Die Studie untersuchte auch die körperliche Ausrichtung der Wirbelsäule. In der ursprünglichen Patientengruppe endeten diejenigen, die viele Medikamente einnahmen, zwei Jahre nach der Operation mit einer etwas schlechteren Ausrichtung der Wirbelsäule. Ihre Wirbelsäulen zeigten mehr Neigung und weniger Korrektur als die derer, die weniger Medikamente einnahmen. Als die Forscher jedoch die Patienten sorgfältig abglichen, um sicherzustellen, dass sie in Alter und Geschlecht ähnlich waren, wurde dieser Unterschied in der Ausrichtung der Wirbelsäule weniger deutlich.
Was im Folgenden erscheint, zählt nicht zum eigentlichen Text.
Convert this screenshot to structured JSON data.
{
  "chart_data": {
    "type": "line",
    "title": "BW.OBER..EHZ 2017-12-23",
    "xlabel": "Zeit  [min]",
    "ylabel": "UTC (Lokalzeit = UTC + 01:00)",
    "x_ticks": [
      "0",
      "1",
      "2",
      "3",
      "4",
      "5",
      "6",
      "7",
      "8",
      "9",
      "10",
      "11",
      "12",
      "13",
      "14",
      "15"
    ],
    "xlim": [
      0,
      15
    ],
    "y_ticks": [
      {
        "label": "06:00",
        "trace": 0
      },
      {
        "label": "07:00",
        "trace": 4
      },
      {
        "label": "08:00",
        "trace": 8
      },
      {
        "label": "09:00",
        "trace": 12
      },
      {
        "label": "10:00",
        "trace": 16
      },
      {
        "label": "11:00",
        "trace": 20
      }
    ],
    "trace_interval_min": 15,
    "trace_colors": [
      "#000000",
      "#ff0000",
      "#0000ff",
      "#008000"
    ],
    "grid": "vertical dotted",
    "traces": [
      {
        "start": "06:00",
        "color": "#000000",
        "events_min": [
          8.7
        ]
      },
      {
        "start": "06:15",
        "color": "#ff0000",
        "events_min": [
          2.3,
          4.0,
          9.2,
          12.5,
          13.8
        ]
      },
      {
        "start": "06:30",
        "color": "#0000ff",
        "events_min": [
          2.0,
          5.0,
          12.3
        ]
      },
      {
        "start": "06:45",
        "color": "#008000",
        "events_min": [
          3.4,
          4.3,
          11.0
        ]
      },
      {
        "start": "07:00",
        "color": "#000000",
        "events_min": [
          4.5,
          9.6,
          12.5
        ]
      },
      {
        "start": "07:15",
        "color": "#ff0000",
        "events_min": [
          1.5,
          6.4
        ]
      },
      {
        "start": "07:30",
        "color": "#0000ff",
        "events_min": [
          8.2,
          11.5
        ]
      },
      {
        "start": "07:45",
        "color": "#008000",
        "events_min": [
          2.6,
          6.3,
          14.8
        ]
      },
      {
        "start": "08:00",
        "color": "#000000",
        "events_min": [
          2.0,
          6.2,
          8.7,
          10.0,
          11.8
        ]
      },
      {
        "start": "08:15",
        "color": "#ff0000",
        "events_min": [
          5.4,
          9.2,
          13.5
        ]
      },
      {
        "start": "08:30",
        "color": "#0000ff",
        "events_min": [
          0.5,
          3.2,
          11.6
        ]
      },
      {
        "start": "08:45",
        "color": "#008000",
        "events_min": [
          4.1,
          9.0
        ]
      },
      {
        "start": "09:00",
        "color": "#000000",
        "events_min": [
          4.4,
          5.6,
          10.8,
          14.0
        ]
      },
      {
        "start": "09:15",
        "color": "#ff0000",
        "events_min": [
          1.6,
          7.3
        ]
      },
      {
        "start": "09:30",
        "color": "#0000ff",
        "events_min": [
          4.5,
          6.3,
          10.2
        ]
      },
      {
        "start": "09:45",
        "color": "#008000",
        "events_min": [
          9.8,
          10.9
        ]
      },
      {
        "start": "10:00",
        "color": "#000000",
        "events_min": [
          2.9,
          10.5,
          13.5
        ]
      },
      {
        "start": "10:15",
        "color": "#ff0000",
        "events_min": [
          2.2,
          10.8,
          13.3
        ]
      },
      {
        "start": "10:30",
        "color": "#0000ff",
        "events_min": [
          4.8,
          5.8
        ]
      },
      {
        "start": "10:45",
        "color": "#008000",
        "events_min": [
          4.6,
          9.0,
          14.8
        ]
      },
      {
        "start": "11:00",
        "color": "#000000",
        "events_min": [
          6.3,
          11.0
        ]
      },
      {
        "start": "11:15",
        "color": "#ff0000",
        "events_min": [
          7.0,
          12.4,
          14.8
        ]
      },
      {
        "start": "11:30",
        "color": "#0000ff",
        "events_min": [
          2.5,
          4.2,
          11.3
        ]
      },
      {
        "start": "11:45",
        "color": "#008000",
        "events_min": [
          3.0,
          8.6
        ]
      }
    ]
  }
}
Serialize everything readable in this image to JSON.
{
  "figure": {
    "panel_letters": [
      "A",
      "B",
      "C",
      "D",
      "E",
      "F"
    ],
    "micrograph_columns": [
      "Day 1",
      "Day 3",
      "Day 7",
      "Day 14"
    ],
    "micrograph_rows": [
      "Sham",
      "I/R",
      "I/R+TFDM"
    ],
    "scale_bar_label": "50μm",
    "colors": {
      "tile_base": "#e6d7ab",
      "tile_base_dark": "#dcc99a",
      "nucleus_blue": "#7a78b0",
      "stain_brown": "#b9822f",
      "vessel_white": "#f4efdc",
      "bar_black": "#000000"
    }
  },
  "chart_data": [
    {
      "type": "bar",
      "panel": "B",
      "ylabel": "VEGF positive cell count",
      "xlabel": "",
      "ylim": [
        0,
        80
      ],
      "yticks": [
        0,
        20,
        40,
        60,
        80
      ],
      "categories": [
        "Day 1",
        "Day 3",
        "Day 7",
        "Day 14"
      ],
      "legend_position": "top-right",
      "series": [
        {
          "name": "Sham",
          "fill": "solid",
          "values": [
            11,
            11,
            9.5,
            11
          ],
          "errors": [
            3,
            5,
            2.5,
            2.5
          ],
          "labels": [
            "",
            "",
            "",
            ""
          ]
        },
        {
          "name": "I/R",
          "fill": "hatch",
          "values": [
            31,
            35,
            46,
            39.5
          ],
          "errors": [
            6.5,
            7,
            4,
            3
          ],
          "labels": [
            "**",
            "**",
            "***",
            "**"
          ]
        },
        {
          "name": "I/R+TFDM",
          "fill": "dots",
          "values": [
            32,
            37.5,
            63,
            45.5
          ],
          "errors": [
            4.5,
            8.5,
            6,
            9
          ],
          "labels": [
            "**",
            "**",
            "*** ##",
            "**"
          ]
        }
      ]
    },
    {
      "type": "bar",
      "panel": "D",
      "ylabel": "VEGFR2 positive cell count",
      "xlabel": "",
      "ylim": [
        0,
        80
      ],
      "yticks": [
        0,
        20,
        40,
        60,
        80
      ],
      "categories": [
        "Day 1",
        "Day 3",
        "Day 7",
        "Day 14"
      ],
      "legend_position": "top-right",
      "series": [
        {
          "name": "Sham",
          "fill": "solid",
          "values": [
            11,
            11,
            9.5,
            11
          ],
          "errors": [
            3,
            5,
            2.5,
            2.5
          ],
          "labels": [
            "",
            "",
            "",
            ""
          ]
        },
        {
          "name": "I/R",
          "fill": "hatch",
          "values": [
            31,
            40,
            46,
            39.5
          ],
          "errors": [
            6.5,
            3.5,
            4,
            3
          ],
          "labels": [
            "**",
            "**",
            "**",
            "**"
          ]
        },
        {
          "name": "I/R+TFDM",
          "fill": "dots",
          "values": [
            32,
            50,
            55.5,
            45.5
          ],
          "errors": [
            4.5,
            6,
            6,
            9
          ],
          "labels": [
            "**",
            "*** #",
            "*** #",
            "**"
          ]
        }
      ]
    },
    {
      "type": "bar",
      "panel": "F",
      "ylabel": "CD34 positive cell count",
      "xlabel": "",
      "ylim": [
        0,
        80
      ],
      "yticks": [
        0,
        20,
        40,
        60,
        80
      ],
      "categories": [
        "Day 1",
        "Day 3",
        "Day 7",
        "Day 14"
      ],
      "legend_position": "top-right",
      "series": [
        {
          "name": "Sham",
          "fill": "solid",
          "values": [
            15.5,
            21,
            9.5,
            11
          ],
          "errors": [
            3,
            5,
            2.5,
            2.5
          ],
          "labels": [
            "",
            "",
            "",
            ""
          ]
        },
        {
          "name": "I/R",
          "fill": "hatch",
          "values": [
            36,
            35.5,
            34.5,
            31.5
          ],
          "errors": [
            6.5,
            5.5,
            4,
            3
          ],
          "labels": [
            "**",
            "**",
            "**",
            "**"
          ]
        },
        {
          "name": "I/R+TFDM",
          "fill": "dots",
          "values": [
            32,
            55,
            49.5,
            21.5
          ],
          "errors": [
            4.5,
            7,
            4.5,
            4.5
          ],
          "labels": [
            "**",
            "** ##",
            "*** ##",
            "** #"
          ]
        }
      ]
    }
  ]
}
Dies deutet darauf hin, dass die schlechteren körperlichen Ergebnisse eher mit der allgemeinen gesundheitlichen Komplexität der Patienten zusammenhängen könnten als damit, dass die Medikamente selbst als direkte Ursache wirken. Die Forscher merkten an, dass die am häufigsten eingenommenen Medikamente dieser Patienten für Herz- und Blutdruckprobleme waren, gefolgt von Medikamenten für den Magen und die psychische Gesundheit. Sie fanden auch heraus, dass die Gruppe, die mehr Medikamente einnahm, längere Operationen und mehr Blutverlust hatte, wahrscheinlich weil ihre Körper von vornherein fragiler waren.
Letztendlich kommt die Studie zu dem Schluss, dass Polypharmazie zwar nicht dazu neigt, unmittelbare medizinische Katastrophen wie Infektionen oder Herzinfarkte auszulösen, sie aber als ein starker Marker für Patienten dient, die eine schwerere Zeit bei der Rückgewinnung ihrer Lebensqualität haben werden. Diese Patienten beginnen mit mehr Schmerz und Behinderung, und sie neigen dazu, auch nach einer erfolgreichen Operation mit mehr davon zu enden. Die Forscher legen nahe, dass dieses Muster darauf hindeutet, dass die Einnahme vieler Medikamente ein Zeichen für die allgemeine medizinische Komplexität eines Patienten ist. Es kann sein, dass die zugrunde liegenden Erkrankungen, die so viele Medikamente erfordern, das sind, was die Genesung erschwert, und nicht die Medikamente selbst, die die schlechten Ergebnisse verursachen. Die Erkenntnisse deuten darauf hin, dass Ärzte vor einer solch großen Operation davon profitieren könnten, die Medikamentenliste eines Patienten zu überprüfen, um zu sehen, ob einige davon sicher reduziert oder optimiert werden können. Obwohl die Studie nicht beweisen kann, dass die Änderung der Pillen das Ergebnis heilen wird, unterstreicht sie, dass für ältere Erwachsene, die vor einer Wirbelsäulenoperation stehen, die Anzahl der Medikamente, die sie bei sich tragen, ein bedeutendes Puzzleteil ist, um ihre zukünftige Genesung zu verstehen.